Ein Bus voller Holländer in Skifahrermontur
Peter Stamms Texte provozieren filmische Assoziationen, die bewusst gesetzten Leerstellen lassen Raum für die individuellen Gefühls- und Erfahrungswelten des Lesers. Stamm interessiert sich für die Kippmoment im Leben, für Umbrüche, Sehnsüchte, Parallelwelten. Er erzählt im Grunde eine Geschichte nie zu Ende. Es ist dieses Unfassbare, das Stamms Texte faszinierend macht. Im Fall der Erzählung „Lieke schreibt ...“ kam, sagt Peter Stamm, die Idee nicht von der Figur, sondern der Skihalle in Bottrop, die er sich tatsächlich während einer Lesereise durchs Ruhrgebiet angesehen hatte, als ein Bus voller Holländer in Skifahrermontur bei tristem Wetter vorfuhr. Irgendwann würde er, wusste Stamm, über die Absurdität des Ortes schreiben – im Kontrast zur Schönheit der Berge. Bauen ließ diese Halle übrigens der einstige Skiprofi Marc Girardelli.
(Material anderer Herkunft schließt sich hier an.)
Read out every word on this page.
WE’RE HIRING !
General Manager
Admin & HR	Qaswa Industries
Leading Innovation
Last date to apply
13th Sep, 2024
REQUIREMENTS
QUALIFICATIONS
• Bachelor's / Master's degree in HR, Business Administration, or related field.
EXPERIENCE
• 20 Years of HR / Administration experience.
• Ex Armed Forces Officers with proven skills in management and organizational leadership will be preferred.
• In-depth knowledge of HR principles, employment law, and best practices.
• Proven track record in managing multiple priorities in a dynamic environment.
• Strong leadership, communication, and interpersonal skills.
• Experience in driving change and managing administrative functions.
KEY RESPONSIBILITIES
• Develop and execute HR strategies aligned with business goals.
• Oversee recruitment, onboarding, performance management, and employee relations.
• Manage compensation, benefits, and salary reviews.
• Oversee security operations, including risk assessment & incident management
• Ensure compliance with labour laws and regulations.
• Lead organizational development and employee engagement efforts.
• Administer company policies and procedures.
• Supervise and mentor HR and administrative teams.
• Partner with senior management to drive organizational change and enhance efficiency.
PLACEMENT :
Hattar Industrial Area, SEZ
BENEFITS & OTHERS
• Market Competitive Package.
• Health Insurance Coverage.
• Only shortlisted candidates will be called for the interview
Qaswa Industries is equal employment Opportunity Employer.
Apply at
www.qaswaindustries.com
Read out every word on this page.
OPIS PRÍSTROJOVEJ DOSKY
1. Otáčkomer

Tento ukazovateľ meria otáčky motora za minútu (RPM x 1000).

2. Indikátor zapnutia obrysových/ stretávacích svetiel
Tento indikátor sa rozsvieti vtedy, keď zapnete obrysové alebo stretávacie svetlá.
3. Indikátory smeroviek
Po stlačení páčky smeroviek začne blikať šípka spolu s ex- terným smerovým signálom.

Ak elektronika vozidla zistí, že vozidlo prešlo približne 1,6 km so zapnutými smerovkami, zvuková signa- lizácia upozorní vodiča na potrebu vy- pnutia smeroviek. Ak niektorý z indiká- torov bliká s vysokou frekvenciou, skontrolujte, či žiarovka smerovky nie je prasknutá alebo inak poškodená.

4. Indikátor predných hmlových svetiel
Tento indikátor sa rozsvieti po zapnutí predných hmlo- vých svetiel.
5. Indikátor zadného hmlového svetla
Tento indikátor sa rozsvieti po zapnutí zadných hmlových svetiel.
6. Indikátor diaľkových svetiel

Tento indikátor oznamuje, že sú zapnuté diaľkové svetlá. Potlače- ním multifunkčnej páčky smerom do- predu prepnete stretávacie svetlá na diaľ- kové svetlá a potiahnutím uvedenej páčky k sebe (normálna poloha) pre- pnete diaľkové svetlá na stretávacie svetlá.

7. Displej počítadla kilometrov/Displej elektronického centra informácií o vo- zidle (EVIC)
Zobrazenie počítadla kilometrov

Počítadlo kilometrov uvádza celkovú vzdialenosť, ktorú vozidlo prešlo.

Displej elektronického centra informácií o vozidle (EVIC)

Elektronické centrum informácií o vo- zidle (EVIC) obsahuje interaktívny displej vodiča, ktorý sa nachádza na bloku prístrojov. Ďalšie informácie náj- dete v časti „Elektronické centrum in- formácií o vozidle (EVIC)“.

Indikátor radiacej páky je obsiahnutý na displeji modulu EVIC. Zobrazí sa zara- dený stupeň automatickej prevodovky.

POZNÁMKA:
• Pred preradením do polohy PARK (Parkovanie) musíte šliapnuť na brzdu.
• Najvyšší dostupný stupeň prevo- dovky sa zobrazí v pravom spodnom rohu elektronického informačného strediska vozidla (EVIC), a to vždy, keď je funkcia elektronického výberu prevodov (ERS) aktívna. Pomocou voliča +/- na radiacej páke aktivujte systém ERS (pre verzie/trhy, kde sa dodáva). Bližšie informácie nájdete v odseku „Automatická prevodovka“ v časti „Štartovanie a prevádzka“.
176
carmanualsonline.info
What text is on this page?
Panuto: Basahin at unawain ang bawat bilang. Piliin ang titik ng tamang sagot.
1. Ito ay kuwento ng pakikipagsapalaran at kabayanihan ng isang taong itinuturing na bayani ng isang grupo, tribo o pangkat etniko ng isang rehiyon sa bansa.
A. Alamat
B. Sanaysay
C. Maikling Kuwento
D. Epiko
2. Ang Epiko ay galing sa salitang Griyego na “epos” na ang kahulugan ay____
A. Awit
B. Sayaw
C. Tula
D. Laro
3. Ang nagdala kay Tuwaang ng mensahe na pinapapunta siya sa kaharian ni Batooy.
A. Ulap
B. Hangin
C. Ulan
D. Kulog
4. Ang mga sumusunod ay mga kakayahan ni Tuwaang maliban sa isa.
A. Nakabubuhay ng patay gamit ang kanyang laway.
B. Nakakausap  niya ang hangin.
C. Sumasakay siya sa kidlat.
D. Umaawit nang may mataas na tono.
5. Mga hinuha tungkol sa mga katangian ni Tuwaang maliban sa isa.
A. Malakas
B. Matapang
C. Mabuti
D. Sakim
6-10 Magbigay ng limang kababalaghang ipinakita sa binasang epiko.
Auch die zweite Geschichte, berichtet Stamm, ist aus einem bestimmten Ort heraus entstanden. Einem seelenlosen Geschäft für alles rund ums Baby in einem nicht minder seelenlosen Industriegebiet, „als wir den ersten und einzigen Kinderwagen“ gekauft haben. „Elins Äpfel“ erzählt dann allerdings von zwei ungleichen Frauen, dass die Jahreszeiten in der Stadt keine Gerüche haben und von der Zeitlosigkeit der Kindheit: der Gefangenschaft in der Zeit, die zugleich Geborgenheit bedeutet.
„Die besten Texte entstehen, wenn es am leichtesten ist.“
„Wenn ich schreibe, bin ich sehr konzentriert.“ Doch gibt es Tage, an denen Peter Stamm erst gar nicht anfängt, „da würde ich mehr kaputt machen“. Bei vielen Tätigkeiten wird etwas besser, je mehr man sich anstrengt, beim Schreiben verhält es sich andersrum. „Die besten Texte entstehen, wenn es am leichtesten ist.“ Als würde man Roger Federer beim Tennisspielen zusehen, als sei es das Einfachste der Welt. Texte, an denen er zu lange arbeitet, gibt Peter Stamm auf. Meist.
Aus einem unvollendeten Roman ist immerhin „Wintern“ entstanden, die Erzählung, mit der „Auf ganz dünnem Eis“ endet und die in einer möglichen Zukunft spielt. „Ich bin nicht gläubig“, sagt Peter Stamm, gefragt nach den Verweisen in seinen Texten auf Religion und Metaphysik. Doch versteht er die Fragen, die die Kirche stellt, als wesentlich, wenngleich er mit den Antworten nicht einverstanden ist. Eine gute Haltung für einen Sonntag.